3.1 Pro also has a 64K output limit – generous relative to most frontier models. Combined with 1M context, the model is well-positioned for tasks that require reading a lot and writing a lot.
Speed as a real differentiator
120 tokens per second is fast for a frontier-tier model. Claude Sonnet 4.6 runs at 80-100 t/s at peak; Claude Opus is slower. At this quality tier, the speed difference matters.
For streaming UX, faster generation is directly user-visible. For agentic workflows that make multiple sequential model calls, latency compounds. A 40% throughput advantage across an agent loop with 10 LLM calls isn’t noise – it’s the difference between a responsive tool and one that feels slow.
The 3.1 Pro speed-quality combination – #1 intelligence index, 120 t/s – is unusual. Typically you trade speed for quality at the frontier. Google has managed to maintain both, at least at preview. Whether that holds under production load remains to be validated.

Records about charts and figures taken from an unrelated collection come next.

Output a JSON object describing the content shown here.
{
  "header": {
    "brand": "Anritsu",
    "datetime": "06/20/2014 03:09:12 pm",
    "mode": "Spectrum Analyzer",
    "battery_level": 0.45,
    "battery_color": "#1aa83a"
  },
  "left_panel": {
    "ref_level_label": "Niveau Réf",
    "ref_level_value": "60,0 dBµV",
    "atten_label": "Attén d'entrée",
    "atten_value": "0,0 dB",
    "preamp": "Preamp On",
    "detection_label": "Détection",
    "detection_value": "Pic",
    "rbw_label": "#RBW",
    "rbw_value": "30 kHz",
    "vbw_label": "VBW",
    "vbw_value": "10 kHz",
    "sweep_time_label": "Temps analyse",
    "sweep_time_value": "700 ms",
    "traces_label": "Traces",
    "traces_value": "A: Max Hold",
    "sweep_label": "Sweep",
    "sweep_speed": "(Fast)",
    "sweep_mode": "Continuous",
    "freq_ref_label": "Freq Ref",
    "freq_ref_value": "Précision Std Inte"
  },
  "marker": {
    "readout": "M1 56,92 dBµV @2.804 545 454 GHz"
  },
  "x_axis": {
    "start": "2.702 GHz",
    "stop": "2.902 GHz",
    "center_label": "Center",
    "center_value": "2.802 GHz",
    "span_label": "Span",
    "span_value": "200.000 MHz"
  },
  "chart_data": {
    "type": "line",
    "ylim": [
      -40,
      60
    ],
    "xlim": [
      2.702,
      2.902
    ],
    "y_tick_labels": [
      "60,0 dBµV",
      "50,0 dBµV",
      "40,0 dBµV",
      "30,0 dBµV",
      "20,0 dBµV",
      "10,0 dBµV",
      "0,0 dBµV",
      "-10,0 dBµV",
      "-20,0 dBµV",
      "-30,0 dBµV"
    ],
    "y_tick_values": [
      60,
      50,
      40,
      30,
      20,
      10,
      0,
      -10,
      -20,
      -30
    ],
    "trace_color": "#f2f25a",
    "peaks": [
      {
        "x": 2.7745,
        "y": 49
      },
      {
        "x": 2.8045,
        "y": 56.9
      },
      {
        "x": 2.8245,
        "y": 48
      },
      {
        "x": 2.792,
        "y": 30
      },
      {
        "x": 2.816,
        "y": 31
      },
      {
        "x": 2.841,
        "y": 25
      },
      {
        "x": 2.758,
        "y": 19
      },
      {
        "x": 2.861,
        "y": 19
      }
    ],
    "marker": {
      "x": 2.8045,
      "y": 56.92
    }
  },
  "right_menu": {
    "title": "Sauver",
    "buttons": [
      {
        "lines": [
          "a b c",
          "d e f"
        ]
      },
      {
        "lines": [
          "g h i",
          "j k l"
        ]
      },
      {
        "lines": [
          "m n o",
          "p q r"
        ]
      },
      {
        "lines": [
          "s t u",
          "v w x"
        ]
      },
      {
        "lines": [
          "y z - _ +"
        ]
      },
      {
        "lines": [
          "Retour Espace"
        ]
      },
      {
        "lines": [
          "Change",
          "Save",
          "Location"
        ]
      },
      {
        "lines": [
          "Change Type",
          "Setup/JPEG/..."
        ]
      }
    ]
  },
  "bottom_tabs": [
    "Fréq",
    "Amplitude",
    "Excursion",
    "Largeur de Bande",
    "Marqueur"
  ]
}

The Google ecosystem distribution play
Gemini 3.1 Pro is available in: the Gemini API via Google AI Studio, Gemini CLI, Google Antigravity (their new agentic development platform), Android Studio, Vertex AI, Gemini Enterprise, the Gemini app, and NotebookLM.
This is the same distribution play OpenAI made with Codex and Astral – get the model into everywhere developers already work, not just into the API. The quality matters; the distribution amplifies it.
Google Antigravity is worth watching as the agentic platform angle develops. It sits alongside tools like the Gemini CLI as Google’s answer to the wave of AI-native developer tooling. Gemini 3.1 Pro as the default intelligence in that stack is a strategic position, not just a product launch.
For enterprise, the Vertex AI availability matters. Managed deployment, billing via existing GCP relationships, and enterprise SLAs are the practical reasons organisations choose Vertex over direct API access. Google has made sure 3.1 Pro is available there from day one of preview.
Where 3.1 Pro fits in the practical developer choice
The frontier model comparison as of March 2026:
Claude Opus 4.6 – strong complex reasoning, 1M context, $5/$25 per million input/output. Expensive. Still best-in-class for specific reasoning-heavy tasks where quality is the only variable that matters.
Claude Sonnet 4.6 – faster, $3/$15, 1M context. The practical workhorse for most production use cases. See the Claude Code platform post for context on the Anthropic ecosystem.
Gemini 3.1 Pro – #1 AAII, 77.1% ARC-AGI-2, 1M context, $2/$12, 120 t/s. The most cost-competitive option at this intelligence tier, but verbosity means real costs vary. Preview status means you’re not building on a GA commitment yet.
GPT-5 – strong on coding and writing, 128K context. Capable, but the context window ceiling is a real constraint for document-heavy and codebase-scale tasks.
There is no single winner across all tasks. Gemini 3.1 Pro’s value proposition is clearest for reasoning-heavy tasks where you want frontier-level intelligence at a competitive price and can tolerate preview constraints. For high-volume production, verbosity modelling is required before committing. For latency-sensitive agentic workflows, the 120 t/s throughput is a genuine advantage.
The Chinese model field is also worth tracking here – MiniMax M2.7 and others are closing the gap in specific areas, which adds pressure on the Western frontier. Recent releases like Mistral Small 4 show the smaller-model tier is also moving fast.
The reasoning capability in Gemini 3.1 Pro is real. The ARC-AGI-2 jump is not a benchmark gaming story – it reflects genuine progress on a test designed to be hard to fake. The verbosity requires cost modelling before headline prices apply to your workload. The preview status means you’re validating, not committing.
At the frontier, the question is never which model is best in the abstract. It’s which model is best for the specific task, volume, and cost tolerance you’re working with. Gemini 3.1 Pro has earned a place in that evaluation.